Daniel gripped the top edge of the bureau harder, hoping to keep from lashing out. To keep from sinking his fist into the plaster wall like he wanted. Like he’d done innumerable times before when the pain and the need and the want of her had become too much to bear.

God, he’d barely stifled the impulse to embrace her. His palms still ached with the prurient urge, so he clenched them, hoping to squash the feeling. He was amazed that she could still elicit such a reaction.

He eyed the bright, hand-painted wallpaper longingly and imagined pulverizing one of the cabbage roses beneath his fist. Reason reminded him that it would be unwise to damage his host’s home, and he suspected that Vinedale would be disappointed after the trouble he’d taken to secure the invitation.

Daniel had known when he returned to London that he was likely to run into her. When he’d begun to receive invitations to tonnish events, he knew the odds would only increase. But the reality was not as he had anticipated.

When he had looked down to assess the woman who’d run into him, he’d ended up immobilized, clenching her arms instinctively to keep her from falling but staring as if he’d seen a ghost.

The only person he’d ever met with eyes the color of Chinese jade was Charlotte Fortney; the only woman he’d ever given his heart. And, subsequently, had it broken.

When his stunned mind began to work again and he realized that the woman before him really was Charlotte, he’d gone as cold as a corpse because none of the preparation had done him a whit of good. He’d just stood there gawping like a schoolboy.

Watching the raw emotions cross her face, he wondered if she knew the hardships he’d faced? The life he’d been consigned to?

When the emotions had turned to horror and her complexion had leeched of all color, he might as well have taken a punch to the gut. Clearly she was horrified to see her once-spurned lover. Had she encouraged her family to dispose of him to one of the most unpleasant corners of the world?

So, he’d snapped at her, unable to contain the turmoil of decades. And when he thought he couldn’t stand the thick silence that knit between them, she had spoken with her mother’s cool hauteur and called him Mr. Walsh.

Mr. Walsh! What an affront that was after years of her ragged, lusty whispers echoing in his memory. Haunting him.

Oh, Danny!

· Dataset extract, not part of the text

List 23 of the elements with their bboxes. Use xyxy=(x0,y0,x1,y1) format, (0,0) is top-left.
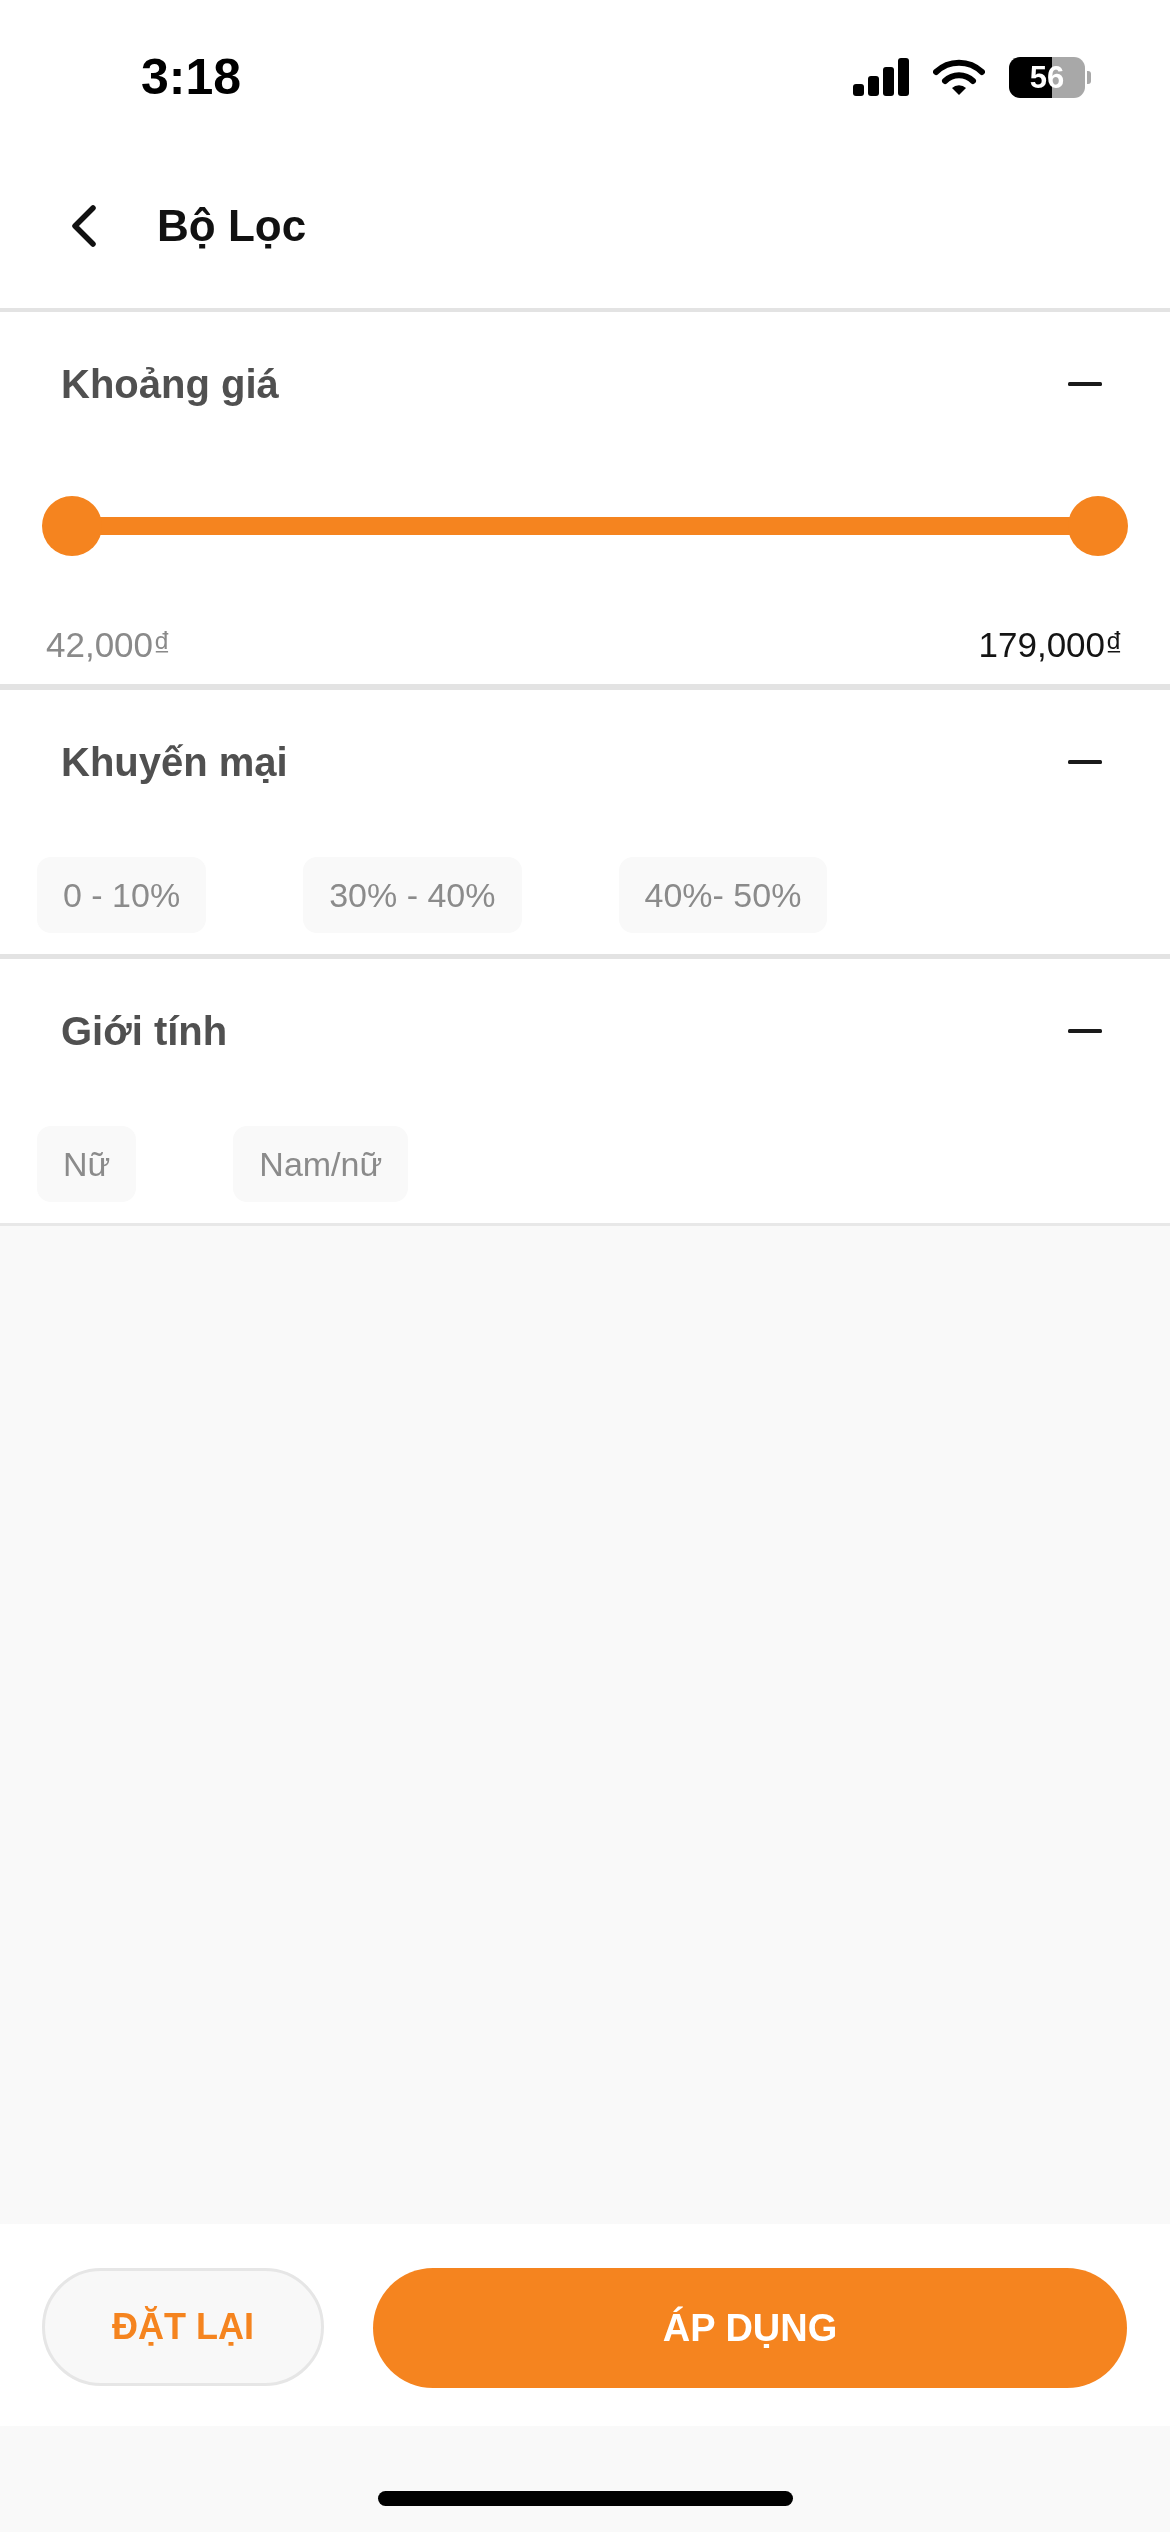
status-time: 3:18 xyxy=(141,52,242,102)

Yes!

And he knew that he had to escape her presence before he seized her by the shoulders and shook her until her hair fell down and he could see if it was even longer than he remembered.

Now he stood in some strange room packed with the gaudy, gilt-covered furniture of the prior century trying to regain his composure, and he wondered how in the hell he could face her again with civility, when every animalistic impulse raged to reclaim her.

Slowly he released his grip on the bureau, and he stared at the dark, red-brown wood gleaming in the lamplight. Mahogany. Even if it had been bastardized with baroque whimsy, the bureau was a stout piece of furniture. Sturdy.

So, he balled up his fist and smashed it into the flat, glossy top. Over and over, until his knuckles split and blood spilled upon the surface.